Certain caves in Aquitaine contain masses and layers of a stalactitic conglomerate, composed of bones of men and carnivora, and fragments of pottery. The origin and formation of this breccia are attributed by M. Desnoyer to the remains of some of the aboriginal Celtic tribes, who frequented these caves, or were buried there, having become blended with the mud, gravel, and debris of the extinct animals, already entombed; the mass, by a subsequent infiltration of stalagmite, having been converted into a solid aggregate.
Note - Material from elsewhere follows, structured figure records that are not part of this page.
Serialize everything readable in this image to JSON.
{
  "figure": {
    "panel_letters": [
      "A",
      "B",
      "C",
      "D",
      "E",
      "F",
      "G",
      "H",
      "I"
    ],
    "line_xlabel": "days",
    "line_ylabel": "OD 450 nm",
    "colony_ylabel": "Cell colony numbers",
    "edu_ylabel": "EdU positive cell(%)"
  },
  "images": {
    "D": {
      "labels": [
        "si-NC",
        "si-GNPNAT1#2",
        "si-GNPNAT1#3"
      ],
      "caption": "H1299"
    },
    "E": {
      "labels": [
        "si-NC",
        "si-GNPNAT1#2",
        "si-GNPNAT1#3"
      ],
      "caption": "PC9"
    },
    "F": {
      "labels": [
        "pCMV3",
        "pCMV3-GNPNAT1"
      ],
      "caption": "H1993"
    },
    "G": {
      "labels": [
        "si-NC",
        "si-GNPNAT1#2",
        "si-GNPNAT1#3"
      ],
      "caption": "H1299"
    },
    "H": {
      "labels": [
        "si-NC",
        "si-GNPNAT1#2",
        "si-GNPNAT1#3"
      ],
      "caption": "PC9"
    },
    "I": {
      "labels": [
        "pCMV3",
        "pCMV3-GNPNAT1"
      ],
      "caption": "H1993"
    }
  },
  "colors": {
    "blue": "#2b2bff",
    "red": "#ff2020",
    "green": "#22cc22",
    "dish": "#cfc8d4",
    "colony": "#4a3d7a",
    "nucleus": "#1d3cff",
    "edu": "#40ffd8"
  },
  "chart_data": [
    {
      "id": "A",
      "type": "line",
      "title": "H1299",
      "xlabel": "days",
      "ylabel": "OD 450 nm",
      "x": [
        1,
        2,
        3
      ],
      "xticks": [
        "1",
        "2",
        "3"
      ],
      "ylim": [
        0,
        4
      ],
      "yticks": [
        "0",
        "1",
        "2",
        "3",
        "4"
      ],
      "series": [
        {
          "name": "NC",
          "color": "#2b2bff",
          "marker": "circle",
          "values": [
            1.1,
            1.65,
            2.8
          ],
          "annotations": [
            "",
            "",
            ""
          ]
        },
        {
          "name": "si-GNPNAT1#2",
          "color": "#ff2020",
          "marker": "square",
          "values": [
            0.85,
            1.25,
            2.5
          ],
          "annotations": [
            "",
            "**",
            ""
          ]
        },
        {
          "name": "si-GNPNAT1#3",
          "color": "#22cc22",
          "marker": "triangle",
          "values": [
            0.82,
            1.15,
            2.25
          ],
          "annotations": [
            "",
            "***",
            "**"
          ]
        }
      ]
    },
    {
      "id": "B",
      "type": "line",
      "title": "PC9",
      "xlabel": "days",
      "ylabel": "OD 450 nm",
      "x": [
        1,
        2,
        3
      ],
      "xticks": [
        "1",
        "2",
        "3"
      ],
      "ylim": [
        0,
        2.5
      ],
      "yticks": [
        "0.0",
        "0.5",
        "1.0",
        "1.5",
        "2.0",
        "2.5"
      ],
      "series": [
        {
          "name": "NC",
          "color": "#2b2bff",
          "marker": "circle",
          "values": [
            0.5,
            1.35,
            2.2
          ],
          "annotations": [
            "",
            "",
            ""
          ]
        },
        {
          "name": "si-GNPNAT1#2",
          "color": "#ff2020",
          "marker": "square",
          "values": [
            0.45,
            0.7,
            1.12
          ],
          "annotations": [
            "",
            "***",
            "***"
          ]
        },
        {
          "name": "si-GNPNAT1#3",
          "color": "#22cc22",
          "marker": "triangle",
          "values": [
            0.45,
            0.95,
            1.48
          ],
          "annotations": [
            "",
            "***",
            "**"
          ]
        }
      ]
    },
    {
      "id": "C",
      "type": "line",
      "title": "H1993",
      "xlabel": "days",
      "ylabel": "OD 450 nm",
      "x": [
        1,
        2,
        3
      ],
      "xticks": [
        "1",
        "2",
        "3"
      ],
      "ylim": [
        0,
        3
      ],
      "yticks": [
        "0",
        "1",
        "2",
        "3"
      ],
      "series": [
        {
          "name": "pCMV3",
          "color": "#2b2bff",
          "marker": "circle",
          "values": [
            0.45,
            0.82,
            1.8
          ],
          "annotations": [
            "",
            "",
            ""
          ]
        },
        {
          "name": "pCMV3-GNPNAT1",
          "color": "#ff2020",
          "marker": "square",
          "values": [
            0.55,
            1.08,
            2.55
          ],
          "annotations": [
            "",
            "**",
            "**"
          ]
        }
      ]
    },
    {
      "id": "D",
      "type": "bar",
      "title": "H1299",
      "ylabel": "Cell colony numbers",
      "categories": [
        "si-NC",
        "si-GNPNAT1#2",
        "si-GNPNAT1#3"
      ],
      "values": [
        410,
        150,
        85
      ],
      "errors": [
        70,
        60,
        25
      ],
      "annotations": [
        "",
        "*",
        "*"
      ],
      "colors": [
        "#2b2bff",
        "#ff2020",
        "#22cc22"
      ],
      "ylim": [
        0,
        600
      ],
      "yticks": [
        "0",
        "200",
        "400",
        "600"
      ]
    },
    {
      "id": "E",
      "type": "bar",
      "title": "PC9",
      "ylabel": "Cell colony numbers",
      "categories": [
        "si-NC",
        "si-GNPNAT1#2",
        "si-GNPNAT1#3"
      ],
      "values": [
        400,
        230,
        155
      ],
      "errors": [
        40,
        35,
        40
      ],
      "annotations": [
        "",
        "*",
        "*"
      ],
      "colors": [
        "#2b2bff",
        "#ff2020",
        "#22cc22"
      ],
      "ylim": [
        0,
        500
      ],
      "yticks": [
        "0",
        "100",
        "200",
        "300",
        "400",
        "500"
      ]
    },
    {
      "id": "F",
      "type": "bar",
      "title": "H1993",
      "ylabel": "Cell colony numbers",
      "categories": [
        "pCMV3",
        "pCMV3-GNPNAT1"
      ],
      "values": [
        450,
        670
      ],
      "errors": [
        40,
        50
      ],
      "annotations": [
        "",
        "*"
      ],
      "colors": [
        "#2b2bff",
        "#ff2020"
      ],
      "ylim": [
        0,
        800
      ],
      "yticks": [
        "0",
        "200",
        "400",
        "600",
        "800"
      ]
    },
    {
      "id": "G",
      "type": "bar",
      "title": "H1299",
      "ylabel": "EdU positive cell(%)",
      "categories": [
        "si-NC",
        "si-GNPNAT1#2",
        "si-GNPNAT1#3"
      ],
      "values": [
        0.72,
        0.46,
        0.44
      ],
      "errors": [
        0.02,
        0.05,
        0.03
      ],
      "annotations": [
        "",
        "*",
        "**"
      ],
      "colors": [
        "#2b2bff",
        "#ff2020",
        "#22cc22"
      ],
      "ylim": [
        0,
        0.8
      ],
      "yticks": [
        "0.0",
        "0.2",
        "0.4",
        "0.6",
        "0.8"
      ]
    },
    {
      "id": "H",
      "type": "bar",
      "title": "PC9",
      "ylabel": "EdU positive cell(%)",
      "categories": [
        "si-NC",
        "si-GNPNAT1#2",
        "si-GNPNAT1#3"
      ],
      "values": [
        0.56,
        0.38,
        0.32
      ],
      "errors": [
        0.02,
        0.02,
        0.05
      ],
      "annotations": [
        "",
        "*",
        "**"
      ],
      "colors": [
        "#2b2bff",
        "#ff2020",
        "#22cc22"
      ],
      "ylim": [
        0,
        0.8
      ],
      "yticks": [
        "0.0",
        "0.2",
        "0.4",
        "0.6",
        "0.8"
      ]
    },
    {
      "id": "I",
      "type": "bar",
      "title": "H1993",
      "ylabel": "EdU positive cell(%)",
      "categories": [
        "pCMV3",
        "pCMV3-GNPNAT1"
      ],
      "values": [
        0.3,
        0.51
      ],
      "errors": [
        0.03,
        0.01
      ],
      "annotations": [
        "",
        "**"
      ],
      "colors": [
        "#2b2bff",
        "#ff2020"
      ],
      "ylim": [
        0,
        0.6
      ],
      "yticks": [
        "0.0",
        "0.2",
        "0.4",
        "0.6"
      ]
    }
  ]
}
From what has been advanced, the archæologist will therefore perceive that the occurrence of the remains of man with those of extinct species of animals, in a deposit that is covered by a thick layer of solid rock, must not be regarded as certain proof that the human bones are of as high antiquity as those of the quadrupeds with which they are associated.

But another source of fallacy as to the presumed high antiquity of human skeletons found in sedimentary deposits, requires a brief comment. It not unfrequently happens that, from the subsidence of tracts of country, or the undermining of cliffs and headlands, or by the falling in of the roofs of caverns, the superficial soil is overwhelmed and buried beneath the strata on which it was originally superimposed. The contents of sepulchral mounds and the remains of domestic animals may thus be engulfed in very ancient deposits, at considerable depths beneath the present terrestrial surface. Such was the case described by Sir Charles Lyell, of part of a human skeleton found imbedded in a ravine on the banks of the Mississippi, with bones of the Mastodon.[1]

The following instance, mentioned by Mr. Bakewell, holds out a salutary caution as to the necessity of the most scrupulous investigation of all the circumstances connected with a discovery of this nature.[2] "A thick bed of coal on the estate of the Earl of Moira, in Ashby Wolds, which is covered by strata of ironstone, coal, sandstone, &c., is worked at the depth of 225 yards. In an adjoining locality the same bed was reached at the depth of 97 yards; and in this stratum the skeleton of a man was found imbedded in the solid coal, which apparently had never been disturbed." No traces could be

  1. A Second Visit to the United States, vol. ii., p. 196.
  2. Bakewell's Introduction to Geology, 5th edition, p. 21.